Похоже, наиболее эффективным чтение этой книги окажется для математиков, особенно специалистов по топологии. Книга перенасыщена математическими аллюзиями и многочисленными вариациями на тему пространственных преобразований. Можно без особых натяжек сказать, что книга Делеза посвящена барочной математике, а именно дифференциальному исчислению, которое изобрел Лейбниц. Именно лейбницевский, а никак не ньютоновский, вариант исчисления бесконечно малых проникнут совершенно особым барочным духом. Барокко толкуется Делезом как некая оперативная функция, или характерная черта, состоящая в беспрестанном производстве складок, в их нагромождении, разрастании, трансформации, в их устремленности в бесконечность.
В книге рассказывается история главного героя, который сталкивается с различными проблемами и препятствиями на протяжении всего своего путешествия. По пути он встречает множество второстепенных персонажей, которые играют важные роли в истории. Благодаря опыту главного героя книга исследует такие темы, как любовь, потеря, надежда и стойкость. По мере того, как главный герой преодолевает свои трудности, он усваивает ценные уроки жизни и растет как личность.

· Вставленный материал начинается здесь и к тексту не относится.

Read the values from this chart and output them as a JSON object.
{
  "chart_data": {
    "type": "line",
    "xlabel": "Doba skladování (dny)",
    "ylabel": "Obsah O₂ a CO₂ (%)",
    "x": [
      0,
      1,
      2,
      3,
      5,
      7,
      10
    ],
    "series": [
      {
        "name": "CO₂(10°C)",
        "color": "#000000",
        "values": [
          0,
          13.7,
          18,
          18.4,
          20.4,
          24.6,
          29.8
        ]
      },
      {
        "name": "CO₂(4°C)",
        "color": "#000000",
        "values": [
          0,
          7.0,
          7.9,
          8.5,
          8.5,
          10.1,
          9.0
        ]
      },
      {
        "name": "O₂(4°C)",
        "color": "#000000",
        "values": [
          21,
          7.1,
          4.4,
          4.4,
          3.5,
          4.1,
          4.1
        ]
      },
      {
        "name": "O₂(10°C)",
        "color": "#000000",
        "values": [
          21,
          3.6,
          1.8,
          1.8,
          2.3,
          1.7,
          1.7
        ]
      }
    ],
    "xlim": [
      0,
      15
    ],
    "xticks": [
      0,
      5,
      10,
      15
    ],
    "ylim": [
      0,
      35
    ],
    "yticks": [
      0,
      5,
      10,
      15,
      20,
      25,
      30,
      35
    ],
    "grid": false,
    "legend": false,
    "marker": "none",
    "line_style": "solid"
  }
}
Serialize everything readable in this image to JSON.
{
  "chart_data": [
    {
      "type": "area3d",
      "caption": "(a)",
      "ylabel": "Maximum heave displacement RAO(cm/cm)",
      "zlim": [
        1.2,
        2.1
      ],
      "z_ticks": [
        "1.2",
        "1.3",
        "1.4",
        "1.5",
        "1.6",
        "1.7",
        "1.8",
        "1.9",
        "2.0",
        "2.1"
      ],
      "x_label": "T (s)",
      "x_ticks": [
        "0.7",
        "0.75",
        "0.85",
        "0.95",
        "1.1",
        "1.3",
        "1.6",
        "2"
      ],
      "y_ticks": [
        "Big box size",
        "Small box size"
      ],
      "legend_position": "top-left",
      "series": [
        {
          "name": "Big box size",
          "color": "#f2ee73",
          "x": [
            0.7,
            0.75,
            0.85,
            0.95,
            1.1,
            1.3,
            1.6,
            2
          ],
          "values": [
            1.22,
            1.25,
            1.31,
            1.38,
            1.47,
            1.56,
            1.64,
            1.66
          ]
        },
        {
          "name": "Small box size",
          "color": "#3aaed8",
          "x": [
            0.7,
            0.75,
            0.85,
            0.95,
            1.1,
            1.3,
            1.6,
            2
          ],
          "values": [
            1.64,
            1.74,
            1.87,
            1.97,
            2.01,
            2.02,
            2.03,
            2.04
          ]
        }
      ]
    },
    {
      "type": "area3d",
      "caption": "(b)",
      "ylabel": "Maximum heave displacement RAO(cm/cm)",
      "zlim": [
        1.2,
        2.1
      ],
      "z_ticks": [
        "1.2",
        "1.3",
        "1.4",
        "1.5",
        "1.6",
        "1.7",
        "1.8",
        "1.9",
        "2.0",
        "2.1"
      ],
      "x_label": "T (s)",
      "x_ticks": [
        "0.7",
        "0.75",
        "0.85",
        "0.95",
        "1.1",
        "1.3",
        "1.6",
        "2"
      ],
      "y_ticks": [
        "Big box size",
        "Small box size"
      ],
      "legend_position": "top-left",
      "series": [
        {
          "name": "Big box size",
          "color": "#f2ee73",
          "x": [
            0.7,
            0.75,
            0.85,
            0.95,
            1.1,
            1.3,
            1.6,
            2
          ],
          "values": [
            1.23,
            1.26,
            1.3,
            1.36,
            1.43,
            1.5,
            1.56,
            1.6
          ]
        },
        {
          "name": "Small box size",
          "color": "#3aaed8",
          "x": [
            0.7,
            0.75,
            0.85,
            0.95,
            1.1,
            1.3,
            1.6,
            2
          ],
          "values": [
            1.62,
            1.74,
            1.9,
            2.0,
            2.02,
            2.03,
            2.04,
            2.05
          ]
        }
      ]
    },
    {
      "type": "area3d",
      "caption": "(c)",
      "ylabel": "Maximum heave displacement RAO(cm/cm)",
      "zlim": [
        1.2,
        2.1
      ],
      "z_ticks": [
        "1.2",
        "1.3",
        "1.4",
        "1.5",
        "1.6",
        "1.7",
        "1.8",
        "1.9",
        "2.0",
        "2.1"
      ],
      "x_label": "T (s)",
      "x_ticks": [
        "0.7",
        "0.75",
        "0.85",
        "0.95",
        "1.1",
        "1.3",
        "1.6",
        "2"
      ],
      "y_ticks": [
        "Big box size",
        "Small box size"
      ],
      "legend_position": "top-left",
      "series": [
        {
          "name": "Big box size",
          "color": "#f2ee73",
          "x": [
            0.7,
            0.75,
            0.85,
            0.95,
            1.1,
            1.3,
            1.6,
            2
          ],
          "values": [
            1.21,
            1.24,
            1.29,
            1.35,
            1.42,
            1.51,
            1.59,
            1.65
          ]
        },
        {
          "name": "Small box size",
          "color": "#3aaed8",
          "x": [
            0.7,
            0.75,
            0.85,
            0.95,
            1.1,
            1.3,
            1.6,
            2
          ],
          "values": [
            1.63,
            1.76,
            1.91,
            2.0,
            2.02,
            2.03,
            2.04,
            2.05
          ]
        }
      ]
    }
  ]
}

Этюды об искусстве, истории вымыслов и осколки легенд. Действительность в зеркале мифов, настоящее в перекрестии эпох.
В книге рассказывается история главного героя, который сталкивается с различными проблемами и препятствиями на протяжении всего своего путешествия. По пути он встречает множество второстепенных персонажей, которые играют важные роли в истории. Благодаря опыту главного героя книга исследует такие темы, как любовь, потеря, надежда и стойкость. По мере того, как главный герой преодолевает свои трудности, он усваивает ценные уроки жизни и растет как личность.
Вл. Соловьев оставил нам много замечательных книг. До 1917 года дважды выходило Собрание его сочинений в десяти томах. Представить такое литературное наследство в одном томе – задача непростая. Поэтому основополагающей стала идея отразить творческую эволюцию философа.Настоящее издание содержит работы, тематически весьма разнообразные и написанные на протяжении двадцати шести лет – от магистерской диссертации «Кризис западной философии» (1847) до знаменитых «Трех разговоров», которые он закончил за несколько месяцев до смерти.